Querying your PDF Vector Store

You can query the vector store directly without integrating it into a Response API call.

query = "What's Deep Research?"
search_results = client.vector_stores.search(
    vector_store_id = vector_store_details['id'],
    query = query
)

for result in search_results.data:
    print(str(len(result.content[0].text)) + ' of character of content from ' + result.filename + ' with a relevant score of ' + str(result.score))

Integrating LLM and File Search: Responses API

The true power lies in combining file search with LLMs. Use the Responses API with the file_search tool to get answers grounded in your PDF knowledge base.

query = "What's Deep Research?"
response = client.responses.create(
    input = query,
    model = "gpt-4o-mini",
    tools = [{
        "type": "file_search",
        "vector_store_ids": [vector_store_details['id']],
    }]
)

# Extract annotations from the response
annotations = response.output[1].content[0].annotations

# Get top-k retrieved filenames
retrieved_files = set([result.filename for result in annotations])
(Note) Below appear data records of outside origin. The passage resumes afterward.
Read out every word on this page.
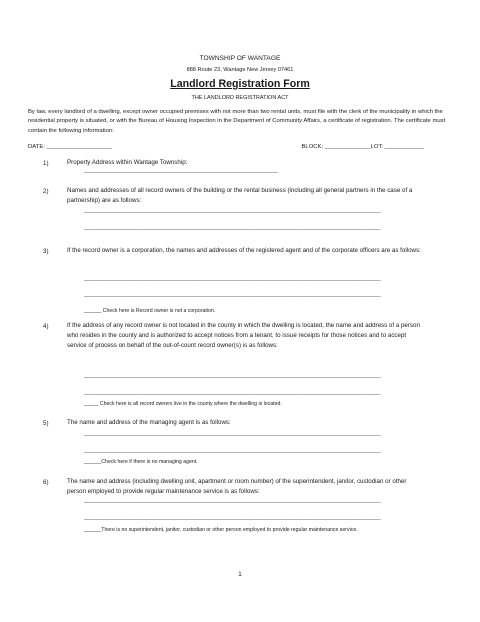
TOWNSHIP OF WANTAGE
888 Route 23, Wantage New Jersey 07461
Landlord Registration Form
THE LANDLORD REGISTRATION ACT
By law, every landlord of a dwelling, except owner occupied premises with not more than two rental units, must file with the clerk of the municipality in which the residential property is situated, or with the Bureau of Housing Inspection in the Department of Community Affairs, a certificate of registration. The certificate must contain the following information:
DATE: ____________________	BLOCK: ______________LOT: ____________
1)	Property Address within Wantage Township:
________________________________________________________________
2)	Names and addresses of all record owners of the building or the rental business (including all general partners in the case of a partnership) are as follows:
__________________________________________________________________________________________________
__________________________________________________________________________________________________
3)	If the record owner is a corporation, the names and addresses of the registered agent and of the corporate officers are as follows:
__________________________________________________________________________________________________
__________________________________________________________________________________________________
______ Check here is Record owner is not a corporation.
4)	If the address of any record owner is not located in the county in which the dwelling is located, the name and address of a person who resides in the county and is authorized to accept notices from a tenant, to issue receipts for those notices and to accept service of process on behalf of the out-of-count record owner(s) is as follows:
__________________________________________________________________________________________________
__________________________________________________________________________________________________
_____ Check here is all record owners live in the county where the dwelling is located.
5)	The name and address of the managing agent is as follows:
__________________________________________________________________________________________________
__________________________________________________________________________________________________
______Check here if there is no managing agent.
6)	The name and address (including dwelling unit, apartment or room number) of the superintendent, janitor, custodian or other person employed to provide regular maintenance service is as follows:
__________________________________________________________________________________________________
__________________________________________________________________________________________________
______There is no superintendent, janitor, custodian or other person employed to provide regular maintenance service.
1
print(f'Files used: {retrieved_files}')
print('Response:')
print(response.output[1].content[0].text)

Evaluating Performance: A Crucial Step

Measuring the relevance and quality of retrieved files is important. Generate an evaluation dataset and calculate metrics. This is an imperfect approach and we'll always recommend a human verified approach for your own use-cases.

def extract_text_from_pdf(pdf_path):
    text = ""
    try:
        with open(pdf_path, "rb") as f:
        reader = PyPDF2.PdfReader(f)
        for page in reader.pages:
            page_text = page.extract_text()
                if page_text:
                    text += page_text
    except Exception as e:
        print(f"Error reading {pdf_path}: {e}")
        return text

def generate_questions(pdf_path):
    text = extract_text_from_pdf(pdf_path)

    prompt = (
        "Can you generate a question that can only be answered from this document?: \n"
        f"{text}\n\n"
    )

    response = client.responses.create(
        input = prompt,
        model = "gpt-4o",
    )

    question = response.output[0].content[0].text

    return question

# Generate questions for each PDF and store in a dictionary
questions_dict = {}
for pdf_path in pdf_files:
    questions = generate_questions(pdf_path)
    questions_dict[os.path.basename(pdf_path)] = questions

Conclusion: Unlock Powerful PDF Insights

The OpenAI File Search API provides a simplified and robust solution for RAG on PDFs. The vector search API allows you to find relevant items from your knowledge base without integrating it in an LLM query. By following this guide, you can easily create vector stores of PDFs, query them with LLMs, and extract valuable information for various applications. Embrace this new approach to accelerate your document analysis workflows and discover the hidden insights within your PDF files. Maximize the power of your data today!